The glasses are from Aged Care Virtual Reality, a business launched three months ago by Daniel Gray, a diversional therapist with 15 years’ experience in aged care.
“I have been looking at VR technology for quite a while but it hasn’t been good enough until now,” Mr Gray told Technology Review.
It is now more affordable, light-weight, portable and the software is good enough quality to capture footage of real places, he said.
Mr Gray works full-time managing aged care recreation programs for all of Wintringham, where residents have also been trialling the virtual reality programs.
“My original plan was to commission some very therapeutic-based programming but we realised very early on that people often want the experiences; they want to go to New York, Venice and Africa,” Mr Gray said.
Aged Care Virtual Reality is working with four film crews around the world to commission video, which complements content that is purchased and comes with the headset, Mr Gray said.
On what makes the content suitable for aged care and dementia, Mr Gray said he chooses calm, panning, endurable but relaxing footage of animals, classic locations anyone could relate to, and a soundtrack people can either relax or relate to.
Based on his background in diversional therapy, Mr Gray said enjoyment or fun should be the primary reason aged care providers should look at incorporating this technology into their lifestyle programs.
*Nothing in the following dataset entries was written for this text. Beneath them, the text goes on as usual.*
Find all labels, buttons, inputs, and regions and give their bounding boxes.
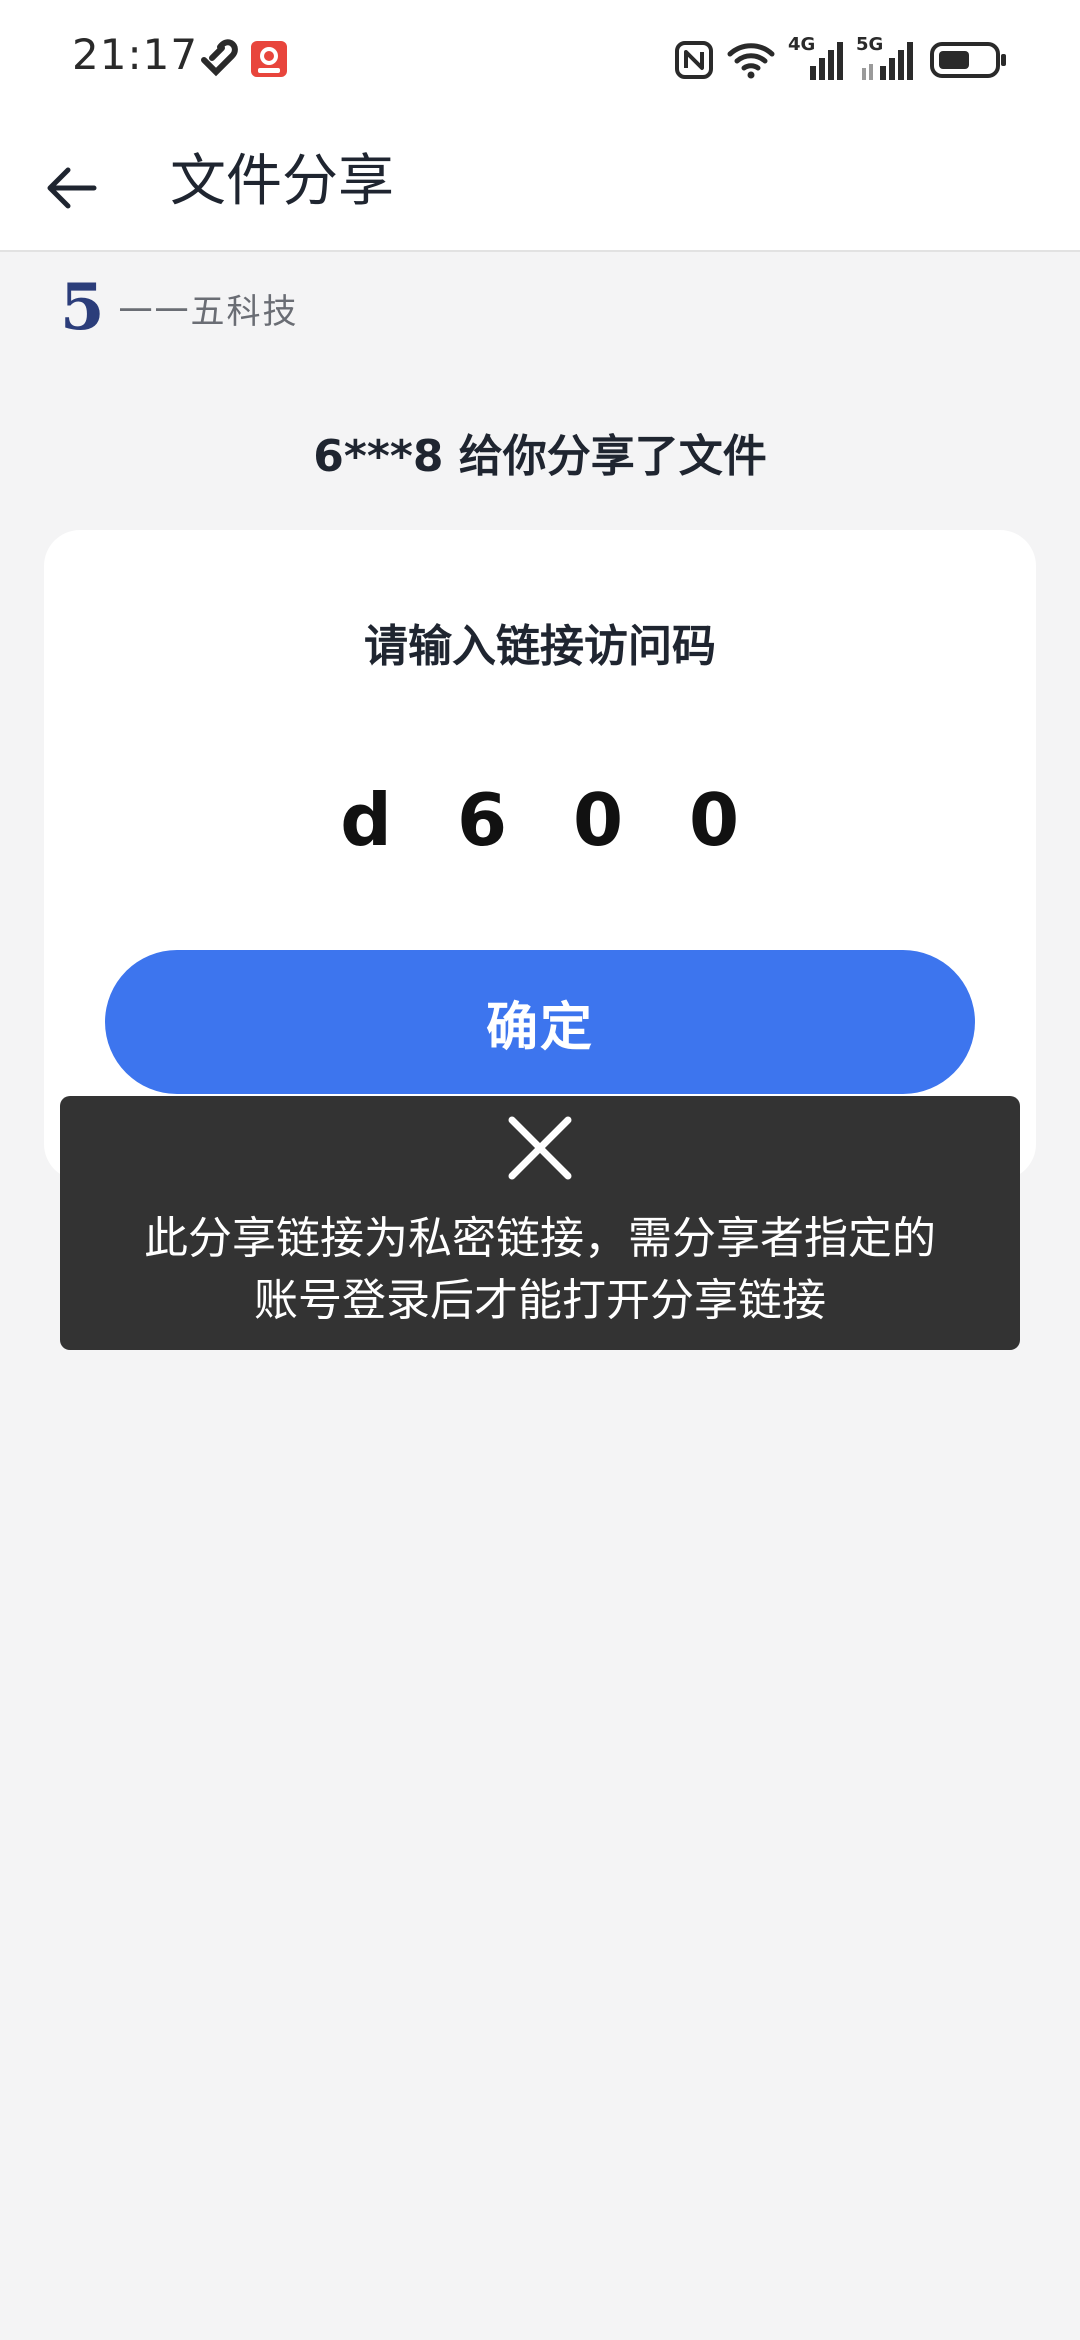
access-code-input[interactable]: d600 (44, 780, 1036, 860)
code-digit[interactable]: 0 (561, 780, 635, 860)
code-digit[interactable]: 0 (677, 780, 751, 860)
brand: 5 一一五科技 (60, 270, 299, 345)
close-icon (506, 1114, 574, 1182)
status-time: 21:17 (72, 30, 199, 79)
toast-message-line: 账号登录后才能打开分享链接 (254, 1275, 826, 1326)
status-bar: 21:17 4G 5G (0, 0, 1080, 120)
access-code-label: 请输入链接访问码 (364, 621, 716, 672)
battery-icon (930, 40, 1008, 80)
app-bar: 文件分享 (0, 120, 1080, 252)
wifi-icon (726, 40, 776, 80)
code-digit[interactable]: d (329, 780, 403, 860)
back-button[interactable] (30, 148, 114, 232)
signal-4g-icon: 4G (788, 34, 844, 82)
code-digit[interactable]: 6 (445, 780, 519, 860)
nfc-icon (674, 40, 714, 80)
error-toast: 此分享链接为私密链接，需分享者指定的 账号登录后才能打开分享链接 (60, 1096, 1020, 1350)
brand-name: 一一五科技 (118, 291, 299, 332)
share-title: 6***8 给你分享了文件 (313, 431, 767, 482)
access-code-card: 请输入链接访问码 d600 确定 (44, 530, 1036, 1180)
signal-5g-icon: 5G (856, 34, 918, 82)
app-badge-icon (250, 40, 288, 82)
confirm-button[interactable]: 确定 (105, 950, 975, 1094)
page-title: 文件分享 (170, 149, 394, 214)
toast-message-line: 此分享链接为私密链接，需分享者指定的 (144, 1213, 936, 1264)
heart-link-icon (198, 38, 238, 82)
brand-logo: 5 (60, 270, 105, 345)
toast-message: 此分享链接为私密链接，需分享者指定的 账号登录后才能打开分享链接 (90, 1208, 990, 1332)
status-icons: 4G 5G (674, 32, 1008, 88)
arrow-left-icon (42, 158, 102, 222)
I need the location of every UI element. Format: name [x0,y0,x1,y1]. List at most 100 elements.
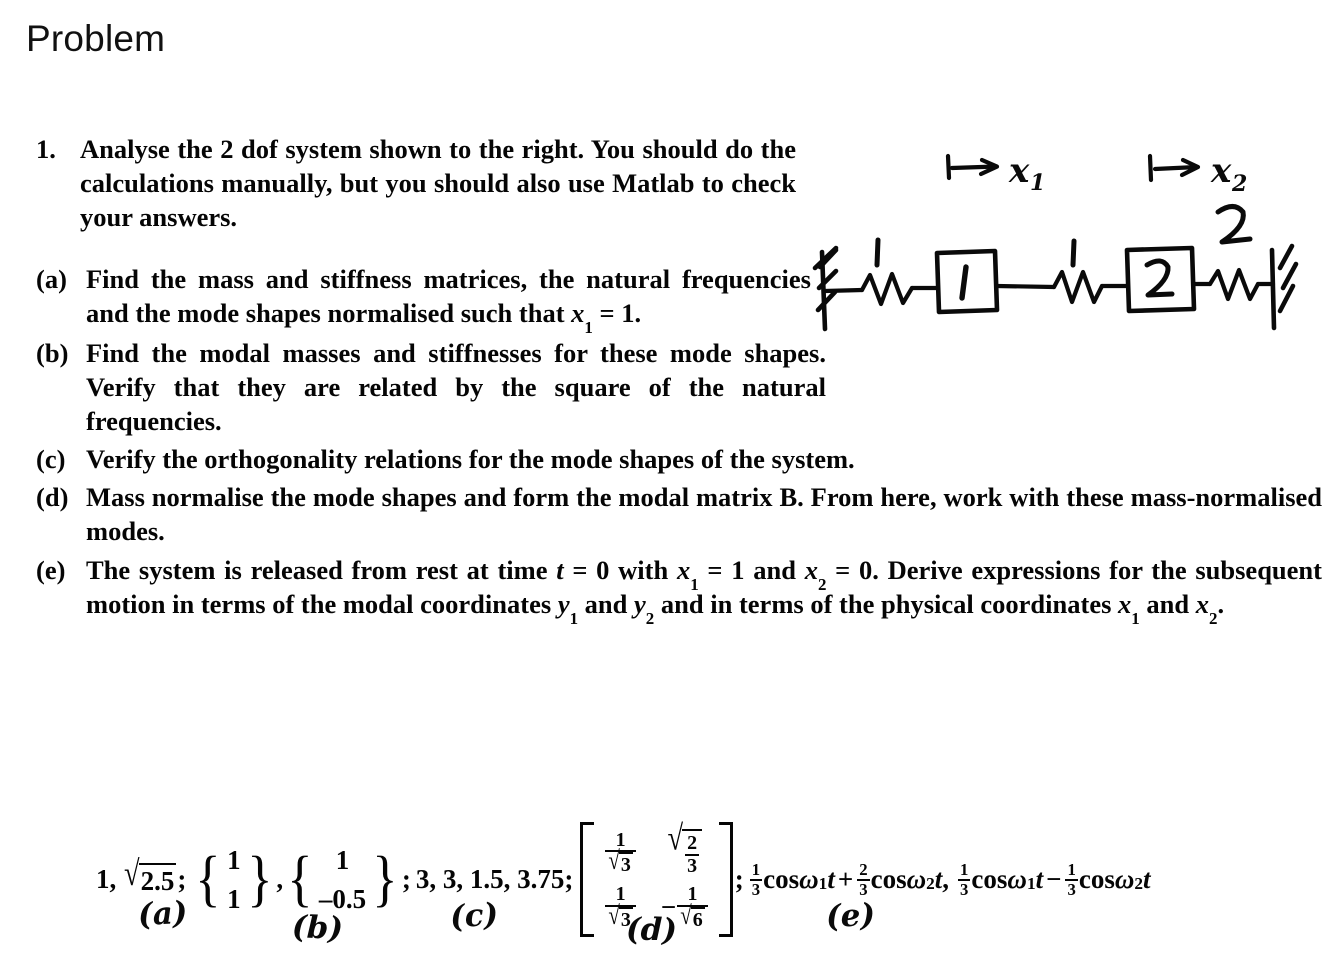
motion1-t-2: t [934,864,943,895]
part-d-text-1: Mass normalise the mode shapes and form … [86,482,780,513]
displacement-arrow-x2 [1147,153,1201,183]
answer-freq-first: 1, [96,864,117,895]
spring-1 [822,271,940,307]
part-e-time-variable: t [556,554,564,585]
part-e-x2b: x [1195,588,1209,619]
spring-2-label-mark [1070,238,1077,268]
answer-natural-frequencies: 1, √ 2.5 ; [96,856,187,897]
answer-motion-expression-1: 1 3 cos ω 1 t + 2 3 cos ω 2 t [749,860,943,899]
part-e-x2-sub: 2 [817,574,827,594]
part-e-text-6: and in terms of the physical coordinates [654,588,1119,619]
part-c-text: Verify the orthogonality relations for t… [86,444,855,475]
answer-summary-line: 1, √ 2.5 ; { 1 1 } , { 1 –0.5 } ; 3, 3, … [96,821,1151,938]
mode-shape-vector-1: { 1 1 } [193,838,274,922]
figure-arrow-label-x2-sub: 2 [1231,171,1247,197]
spring-3-label-mark [1215,204,1253,245]
figure-arrow-label-x1-sub: 1 [1030,170,1045,196]
motion1-cos-1: cos [763,864,800,895]
item-1-text: Analyse the 2 dof system shown to the ri… [80,134,796,233]
answer-freq-semicolon: ; [177,864,187,895]
matrix-r1c2-denominator: 3 [685,853,700,877]
motion2-coeff-2: 1 3 [1065,860,1078,899]
part-e-y2: y [634,588,646,619]
figure-arrow-label-x1: x [1008,151,1030,191]
matrix-r2c1-radical: √ [608,900,620,931]
part-e-text-3: = 1 and [698,554,805,585]
figure-arrow-label-x2: x [1210,151,1232,191]
motion2-coeff1-num: 1 [960,860,969,880]
answer-semicolon-2: ; [401,864,411,895]
part-e-text-2: = 0 with [563,554,677,585]
radical-sign: √ [124,854,140,894]
question-part-b: (b) Find the modal masses and stiffnesse… [36,336,826,438]
mass-block-1 [934,248,1000,315]
motion2-coeff2-num: 1 [1067,860,1076,880]
motion1-omega-2: ω [906,864,927,895]
answer-semicolon-3: ; [734,864,744,895]
part-e-y2-sub: 2 [645,608,655,628]
modal-matrix-symbol: B [779,482,798,513]
matrix-bracket-left [580,822,595,938]
motion1-coeff1-num: 1 [751,860,761,880]
part-e-marker: (e) [36,554,66,585]
left-wall [812,245,839,332]
part-b-text: Find the modal masses and stiffnesses fo… [86,338,826,437]
handwritten-label-e: (e) [825,897,876,935]
motion1-coeff2-num: 2 [859,860,868,880]
part-e-y1-sub: 1 [569,608,579,628]
motion2-t-2: t [1143,864,1151,895]
part-d-marker: (d) [36,482,69,513]
question-item-1: 1. Analyse the 2 dof system shown to the… [36,132,796,234]
part-d-text: Mass normalise the mode shapes and form … [86,480,1322,548]
vector-1-row-2: 1 [227,883,241,914]
part-e-text: The system is released from rest at time… [86,553,1322,627]
handwritten-label-d: (d) [625,911,678,949]
motion1-coeff-2: 2 3 [857,860,870,898]
part-a-text-before: Find the mass and stiffness matrices, th… [86,264,811,329]
motion2-cos-2: cos [1078,864,1115,895]
matrix-r2c2-radical: √ [680,900,692,931]
matrix-r1c1-radicand: 3 [618,852,633,877]
vector-2-cells: 1 –0.5 [315,838,370,922]
part-e-x1b: x [1118,588,1132,619]
vector-1-cells: 1 1 [223,838,245,922]
matrix-r1c1-denominator: √ 3 [605,845,636,877]
motion2-coeff2-den: 3 [1065,878,1078,899]
motion1-t-1: t [827,864,835,895]
page-title: Problem [26,18,166,59]
vector-2-brace-right: } [372,845,398,914]
displacement-arrow-x1 [945,153,1000,181]
matrix-r1c2-numerator: 2 [687,832,698,854]
motion-comma: , [942,864,950,895]
spring-1-label-mark [874,237,881,268]
question-part-a: (a) Find the mass and stiffness matrices… [36,262,811,336]
part-a-text-after: = 1. [592,298,642,329]
part-e-text-8: . [1217,588,1225,619]
answer-vector-comma: , [276,864,284,895]
motion1-coeff-1: 1 3 [749,860,763,898]
vector-1-row-1: 1 [227,844,241,875]
part-e-y1: y [557,588,570,619]
vector-1-brace-right: } [246,845,273,914]
mass-2-label-mark [1144,258,1175,298]
item-1-marker: 1. [36,134,56,164]
part-e-x1: x [676,554,691,585]
part-e-text-7: and [1139,588,1196,619]
sqrt-2point5: √ 2.5 [124,856,177,897]
question-part-c: (c) Verify the orthogonality relations f… [36,442,1322,476]
right-wall [1269,243,1299,331]
matrix-r2c2-denominator: √ 6 [677,900,708,931]
motion1-cos-2: cos [870,864,907,895]
answer-motion-expression-2: 1 3 cos ω1t − 1 3 cos ω2t [958,860,1151,899]
motion2-minus: − [1046,864,1062,895]
mass-block-2 [1124,245,1197,314]
motion2-cos-1: cos [971,864,1008,895]
matrix-r1c1-radical: √ [608,845,620,876]
motion1-plus: + [837,864,854,895]
spring-2 [994,269,1130,305]
matrix-cell-r1c1: 1 √ 3 [605,829,636,877]
part-e-x1b-sub: 1 [1131,608,1140,628]
motion2-coeff-1: 1 3 [958,860,971,898]
handwritten-label-b: (b) [291,909,344,947]
part-a-variable: x [571,298,585,329]
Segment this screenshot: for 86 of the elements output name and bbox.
But it can also provide an opportunity to see new places and tick things off the bucket list, reminisce, stimulate cognitive function and physical activity plus address social isolation, he said.
Mr Gray said he was in talks with university researchers to have the benefits formally measured.
Expanding the program at Mercy
Mercy Health is also planning to carry out further research to measure the impact on resident engagement levels.
In addition to residents with dementia, they plan to use the virtual reality program for residents with high care needs and those experiencing depression as well as younger residents with medical conditions such as multiple sclerosis, Ms Gooding said.
The provider has purchased four machines but would like to have two pairs of glasses for each of its 22 facilities and has started a fundraising campaign to assist with achieving that goal.
Each pair of virtual reality glasses costs $2,300 and includes five programs.